In hind sight I think the above might have something to do with the husband/money fiasco because she is usually a lovely, caring person.
So then I was dropped like a hot potato, no calls or texts, and calls I gave were cut short 'got to go!' Or just ignored completely (never answered her phone to me on a weekend).
Then I realised in over 2 years, she had only called me two times and I wondered what Id done. The relationship was fucked as far as I was concerned so I sent her an email wondering what went wrong, accepting the relationship was screwed but I needed closure.
She sent and email back asking what I wanted, I just said I wanted to talk.
So we did. On a weekly basis, a set day she calls me and its been great! I feel like Im beginning to know my mum again after she became a complete stranger for a few years.
However, it has been made clear by her husband that Im no longer allowed to stay over at their house when we travel up there for Christmas etc.
I asked her why this Christmas after it became uncomfortably obvious that there was an issue between her husband and myself. She said when I sent the email, she showed him and was pissed off because it showed I didnt respect him.
I just read the email back tonight because I cant sleep as I cant get thus issue out my head, and the only mention of him is "After you married [husband] our chats understandable dwindled...." Then no mention or reference to or about him for the rest of the email. It was clear in context that a meant, new relationships take up your time.
Why is has taken such offence to that is beyond me.

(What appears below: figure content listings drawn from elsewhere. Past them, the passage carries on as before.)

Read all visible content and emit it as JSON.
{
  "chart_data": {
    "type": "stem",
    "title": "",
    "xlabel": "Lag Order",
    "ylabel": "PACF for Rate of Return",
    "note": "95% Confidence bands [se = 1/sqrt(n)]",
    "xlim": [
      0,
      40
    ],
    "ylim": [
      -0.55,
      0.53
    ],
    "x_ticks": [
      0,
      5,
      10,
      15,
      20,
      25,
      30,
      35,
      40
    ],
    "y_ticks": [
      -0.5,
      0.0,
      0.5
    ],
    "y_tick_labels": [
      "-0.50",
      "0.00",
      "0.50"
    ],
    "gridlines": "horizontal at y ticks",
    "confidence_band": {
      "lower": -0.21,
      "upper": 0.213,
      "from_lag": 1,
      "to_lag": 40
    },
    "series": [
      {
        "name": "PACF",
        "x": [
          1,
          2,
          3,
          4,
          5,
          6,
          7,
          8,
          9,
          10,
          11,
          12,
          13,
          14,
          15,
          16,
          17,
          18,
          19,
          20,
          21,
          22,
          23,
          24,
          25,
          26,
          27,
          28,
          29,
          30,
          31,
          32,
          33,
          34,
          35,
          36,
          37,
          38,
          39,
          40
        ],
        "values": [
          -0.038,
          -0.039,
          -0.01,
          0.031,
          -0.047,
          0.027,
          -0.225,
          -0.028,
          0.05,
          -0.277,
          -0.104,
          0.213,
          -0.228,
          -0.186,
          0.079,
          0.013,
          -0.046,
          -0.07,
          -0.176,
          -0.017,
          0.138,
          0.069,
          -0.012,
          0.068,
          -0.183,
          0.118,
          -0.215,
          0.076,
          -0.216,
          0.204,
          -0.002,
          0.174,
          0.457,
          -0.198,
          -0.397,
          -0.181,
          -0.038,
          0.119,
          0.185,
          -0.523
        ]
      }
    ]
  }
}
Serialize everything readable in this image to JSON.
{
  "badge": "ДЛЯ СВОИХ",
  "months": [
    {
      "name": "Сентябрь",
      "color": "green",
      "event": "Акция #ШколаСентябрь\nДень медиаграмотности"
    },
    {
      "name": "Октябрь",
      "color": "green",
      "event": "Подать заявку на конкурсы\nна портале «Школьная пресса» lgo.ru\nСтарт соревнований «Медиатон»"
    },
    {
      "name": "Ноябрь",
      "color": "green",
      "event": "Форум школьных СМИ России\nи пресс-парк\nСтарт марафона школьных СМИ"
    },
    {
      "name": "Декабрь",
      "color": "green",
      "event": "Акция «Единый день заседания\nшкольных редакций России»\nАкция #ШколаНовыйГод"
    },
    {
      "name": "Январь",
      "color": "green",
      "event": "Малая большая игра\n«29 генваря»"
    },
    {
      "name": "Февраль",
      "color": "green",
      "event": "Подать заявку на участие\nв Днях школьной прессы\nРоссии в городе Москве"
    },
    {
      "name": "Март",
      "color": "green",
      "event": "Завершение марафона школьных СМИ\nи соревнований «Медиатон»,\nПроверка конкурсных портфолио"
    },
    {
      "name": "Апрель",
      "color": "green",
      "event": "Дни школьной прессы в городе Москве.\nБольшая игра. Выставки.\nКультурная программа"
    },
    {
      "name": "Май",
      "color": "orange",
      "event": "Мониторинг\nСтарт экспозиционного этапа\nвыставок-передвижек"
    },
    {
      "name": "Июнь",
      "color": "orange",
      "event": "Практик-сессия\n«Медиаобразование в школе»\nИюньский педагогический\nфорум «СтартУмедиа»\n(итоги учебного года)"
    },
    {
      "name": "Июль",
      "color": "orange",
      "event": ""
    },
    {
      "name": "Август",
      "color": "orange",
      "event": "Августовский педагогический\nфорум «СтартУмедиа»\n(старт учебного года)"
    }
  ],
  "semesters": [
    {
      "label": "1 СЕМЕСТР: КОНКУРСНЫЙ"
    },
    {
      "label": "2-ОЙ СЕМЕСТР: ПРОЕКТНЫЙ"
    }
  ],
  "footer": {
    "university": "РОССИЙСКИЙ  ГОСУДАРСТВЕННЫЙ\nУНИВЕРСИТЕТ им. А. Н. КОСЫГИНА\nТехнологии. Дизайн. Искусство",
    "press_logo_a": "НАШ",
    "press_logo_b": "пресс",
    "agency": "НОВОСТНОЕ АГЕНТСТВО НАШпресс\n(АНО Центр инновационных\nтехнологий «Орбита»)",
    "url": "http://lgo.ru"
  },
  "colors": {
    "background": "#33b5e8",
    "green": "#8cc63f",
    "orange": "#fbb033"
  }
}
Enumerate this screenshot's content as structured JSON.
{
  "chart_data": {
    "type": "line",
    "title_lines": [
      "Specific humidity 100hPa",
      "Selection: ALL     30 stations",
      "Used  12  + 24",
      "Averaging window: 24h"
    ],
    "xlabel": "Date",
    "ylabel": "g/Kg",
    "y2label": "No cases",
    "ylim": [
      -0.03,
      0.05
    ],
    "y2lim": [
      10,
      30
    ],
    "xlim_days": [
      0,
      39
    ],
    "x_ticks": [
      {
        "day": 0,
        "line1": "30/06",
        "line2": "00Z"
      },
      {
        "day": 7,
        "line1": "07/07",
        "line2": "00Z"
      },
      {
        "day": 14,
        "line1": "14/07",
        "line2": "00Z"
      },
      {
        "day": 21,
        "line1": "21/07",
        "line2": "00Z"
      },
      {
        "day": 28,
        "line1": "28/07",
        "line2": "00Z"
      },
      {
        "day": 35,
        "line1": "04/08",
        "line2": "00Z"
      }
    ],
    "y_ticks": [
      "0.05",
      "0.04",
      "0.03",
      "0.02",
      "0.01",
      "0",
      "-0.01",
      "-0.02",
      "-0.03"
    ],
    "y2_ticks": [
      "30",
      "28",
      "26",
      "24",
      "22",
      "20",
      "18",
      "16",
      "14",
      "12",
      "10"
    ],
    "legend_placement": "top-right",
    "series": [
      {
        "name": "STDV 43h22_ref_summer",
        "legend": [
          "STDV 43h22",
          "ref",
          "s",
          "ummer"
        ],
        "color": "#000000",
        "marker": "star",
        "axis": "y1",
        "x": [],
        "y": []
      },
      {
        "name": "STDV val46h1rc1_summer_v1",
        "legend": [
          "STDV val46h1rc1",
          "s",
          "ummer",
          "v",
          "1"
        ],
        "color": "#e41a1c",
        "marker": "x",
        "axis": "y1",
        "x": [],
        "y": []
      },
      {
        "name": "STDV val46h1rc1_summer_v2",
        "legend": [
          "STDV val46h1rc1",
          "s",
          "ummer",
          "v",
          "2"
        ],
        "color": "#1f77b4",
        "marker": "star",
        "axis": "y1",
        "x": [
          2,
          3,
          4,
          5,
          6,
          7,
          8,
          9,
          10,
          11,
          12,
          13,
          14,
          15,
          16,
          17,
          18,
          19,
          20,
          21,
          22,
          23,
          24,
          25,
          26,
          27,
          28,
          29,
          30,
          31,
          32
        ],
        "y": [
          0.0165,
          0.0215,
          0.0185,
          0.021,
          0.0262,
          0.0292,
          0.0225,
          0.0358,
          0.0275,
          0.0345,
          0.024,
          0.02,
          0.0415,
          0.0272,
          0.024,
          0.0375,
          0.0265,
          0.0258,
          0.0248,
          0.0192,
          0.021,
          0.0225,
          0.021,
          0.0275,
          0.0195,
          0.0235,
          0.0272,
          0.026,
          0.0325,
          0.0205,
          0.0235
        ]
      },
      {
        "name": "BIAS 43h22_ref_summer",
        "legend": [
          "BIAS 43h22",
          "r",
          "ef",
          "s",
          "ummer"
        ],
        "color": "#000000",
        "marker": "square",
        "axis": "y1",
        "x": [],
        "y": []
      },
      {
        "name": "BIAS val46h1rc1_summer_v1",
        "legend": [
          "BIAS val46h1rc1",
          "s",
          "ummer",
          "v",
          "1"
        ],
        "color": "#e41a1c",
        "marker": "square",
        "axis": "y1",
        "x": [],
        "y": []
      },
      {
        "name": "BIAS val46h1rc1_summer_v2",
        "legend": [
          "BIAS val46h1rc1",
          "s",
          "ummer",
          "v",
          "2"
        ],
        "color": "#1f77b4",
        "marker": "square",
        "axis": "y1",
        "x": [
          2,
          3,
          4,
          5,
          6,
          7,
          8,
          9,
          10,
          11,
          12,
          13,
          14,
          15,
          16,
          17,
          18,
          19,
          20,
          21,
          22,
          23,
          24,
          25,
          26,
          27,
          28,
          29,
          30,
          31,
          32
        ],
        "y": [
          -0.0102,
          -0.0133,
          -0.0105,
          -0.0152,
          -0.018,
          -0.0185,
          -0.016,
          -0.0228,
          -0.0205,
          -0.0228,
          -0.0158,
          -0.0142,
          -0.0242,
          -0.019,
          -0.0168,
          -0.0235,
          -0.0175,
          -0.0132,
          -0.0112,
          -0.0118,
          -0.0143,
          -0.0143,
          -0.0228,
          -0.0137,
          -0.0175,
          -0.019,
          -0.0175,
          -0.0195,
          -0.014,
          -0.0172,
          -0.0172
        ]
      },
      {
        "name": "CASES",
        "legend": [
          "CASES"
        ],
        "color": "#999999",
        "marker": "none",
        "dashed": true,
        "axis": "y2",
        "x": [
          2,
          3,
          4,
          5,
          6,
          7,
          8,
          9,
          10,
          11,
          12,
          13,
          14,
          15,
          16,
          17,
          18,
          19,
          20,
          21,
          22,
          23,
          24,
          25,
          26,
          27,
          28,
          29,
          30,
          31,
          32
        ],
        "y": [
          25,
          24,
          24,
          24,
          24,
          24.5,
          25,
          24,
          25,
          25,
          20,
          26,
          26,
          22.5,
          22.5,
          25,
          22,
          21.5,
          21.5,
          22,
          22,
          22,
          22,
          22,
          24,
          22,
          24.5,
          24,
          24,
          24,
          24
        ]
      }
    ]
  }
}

My issue now is, I no longer feel welcome at all in their home. I dont want to go there and theres bi-yearly gatherings that take place there. And her husband clearly has beef with me.
I dont particularly like someone who makes me feel repetitively shit for borrowing money (which I paid a large amount off straight away, and this time last year owed £100), tells my mum that all her children rely on her too much, takes offence to something that is totally inoffensive and basically says Im banned from staying at their house, and presumably doesnt particularly like me being there at all, because according to him 'I dint respect him' because of what I wrote of him in the email.
Sorry this is long, and seemingly petty perhaps but its putting a strain on mine and my mums relationship and from this point onwards I fully, and totally blame her husband for it.
I didnt before, but I very much do now and I can only see things getting worse.